Can great research scientists also be great teachers? Two professors in the University of Virginia Department of Materials Science and Engineering are showing how it can be done – with excellence.

Associate Professor Petra Reinke and Charles Henderson Chaired Professor John R. Scully are working together on a Multidisciplinary University Research Initiative (MURI) sponsored by the Office of Naval Research. Scully, who has studied many aspects of corrosion for several decades, and Reinke, who specializes in the observation of materials science at surfaces including research in alloy oxidation, collaborate with a multi-university group of scientists led by Prof. L. Marks of Northwestern University.

The focus of their research is to understand the early stages of corrosion of selected materials at the atomic scale, and to apply this knowledge to design new materials with improved performance. Since corrosion (or the degradation of materials due to electrochemical reactions with the environment) has a detrimental impact on the performance of nearly all fabricated structures, it accrues a significant annual cost to the United States’ gross domestic product, and creates a barrier to the achievement of many urgent societal goals, such as supplying sufficient clean water and energy to meet global needs. Scully’s and Reinke’s research will have a potentially far-reaching impact.

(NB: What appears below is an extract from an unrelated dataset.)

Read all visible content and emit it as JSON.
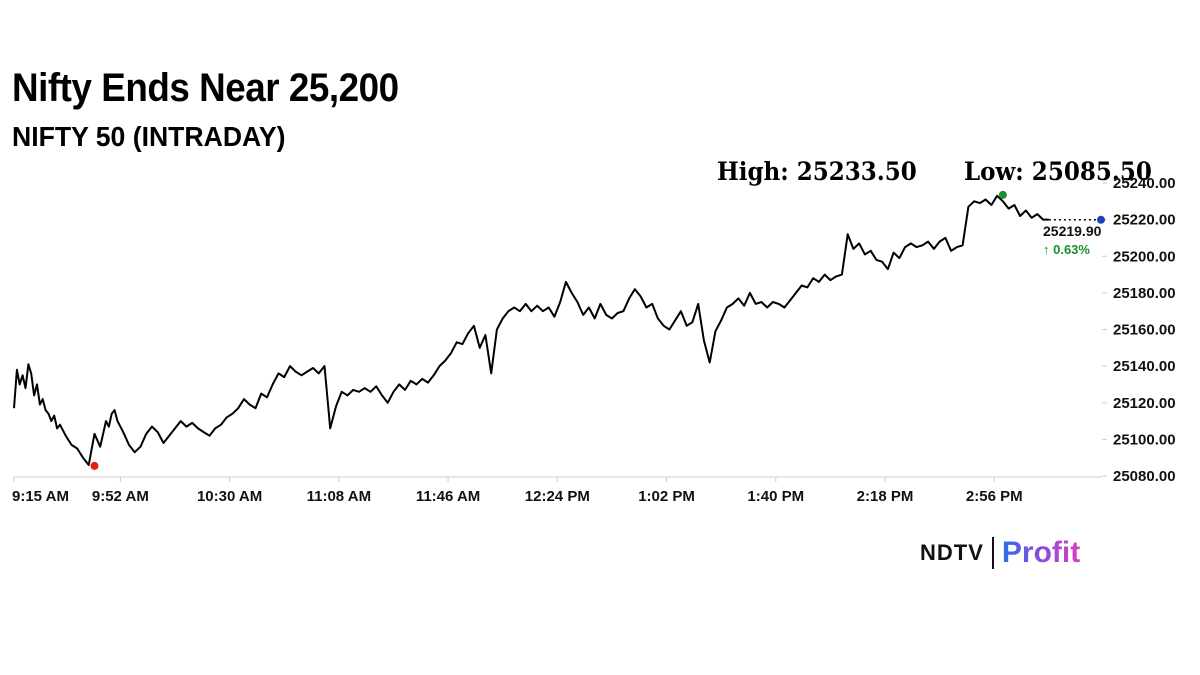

Their skill in teaching also has broad impact, since they develop and nurture the scientists and researchers of the next generation.

Scully is the 2016 winner of the Electrochemical Society’s Henry B. Linford Award for Distinguished Teaching, an international distinction from a society that has more than 8,000 members in 70 countries.

Both Scully and Reinke have a passion for teaching, and their students thrive. 

Katie Goodrich, a third-year student  in Reinke’s Nanoscale Science and Technology course, said, “Professor Reinke is one of the best teachers I have encountered at the University of Virginia. Her lectures are presented like a story aided by visuals that she draws herself to simplify ideas. Her focus is not on inundating students’ brains with material in the hope that something will stick, but on forming a layered understanding of the topics… I leave professor Reinke’s lectures exhilarated about the material and excited to learn more.”

One of Reinke’s graduate students offered a similar observation. “The amount of time and effort she puts in for students amazes me,” said Gopal Ramalingam, a Ph.D. candidate. “An excellent example is what she refers to as the ‘teaching moments’ when she explains a difficult concept; she starts from the fundamentals and constructs the concept from the bottom up, ensuring that you have a proper understanding.”

About balancing teaching and research, Reinke said, “I don’t see teaching as a separate entity. The two inform each other. With my graduate students, I am telling a story about how to tease out a result. In a classroom, I want my students to understand the logical connections between the different parts of science. It is a thrill to have a student ask a good question, a question that prompts other students to think.”

On October 1, 2015, the article “Strain Lattice Imprinting in Graphene by C60 Intercalation at the Graphene/Cu Interface” was published in the prestigious nanoscience journal, NanoLetters, written by Reinke and her group.

Scully considers it one of his primary missions to produce high-quality graduates in applied electrochemistry and electrochemical aspects of materials science – graduates who can become future leaders in the field. A father of three daughters, including one who is a first-year student in the School of Engineering, Scully has focused on the recruitment and success of women and individuals from other demographic groups underrepresented in engineering.

A basis for his Linford Award is his extraordinary graduation rate during his years at UVA: 27 Ph.D. and 36 master’s degree graduates. Leslie Bland, one of Scully’s Ph.D. candidates, said, “John Scully is a great teacher because he cares about his students. I have seen him grade tests, and he takes it to heart if his student does not do well…He is a great adviser for much of this same reason. He really wants to see his students succeed and cares about us each as individuals.”

Regarding his teaching style, Scully said, “I take as a challenge trying to be a good classroom teacher by telling a funny or dramatic story about an event involving materials science that convinces people the field is important to society.”

He encourages his students to present at conferences and prepares them so well for such events that most of them win awards. The Electrochemical Society has recently ranked the current group of 32 students from the Center for Electrochemical Science and Engineering, where Scully is a co-director, as the No. 1 group in the United States.

In preparing students to present their work, Scully said, “You create an environment where the students can flourish. Trial by fire gives them a better ability to do this work in the field and present their findings in difficult situations, such as depositions.” In the process, his students have met many of the leaders in the field of electrochemistry and have gone on to work in industry, government laboratories, and as faculty members at universities around the world.

Of classroom teaching, Scully said, “I’ve learned first of all never to put a student on the spot, or to humiliate a student. You don’t want to lose people by putting up stumbling blocks. You want them to be life-long learners.”

When Scully first joined the Department of Materials Science and Engineering in 1990, his mentor was Professor Emeritus Glenn Stoner, who founded the Center for Electrochemical Science and Engineering in 1974. Scully has never forgotten something Stoner once said to him: “Don’t worry about promotions or about being a world-class scientist. The success of your students is your reward.”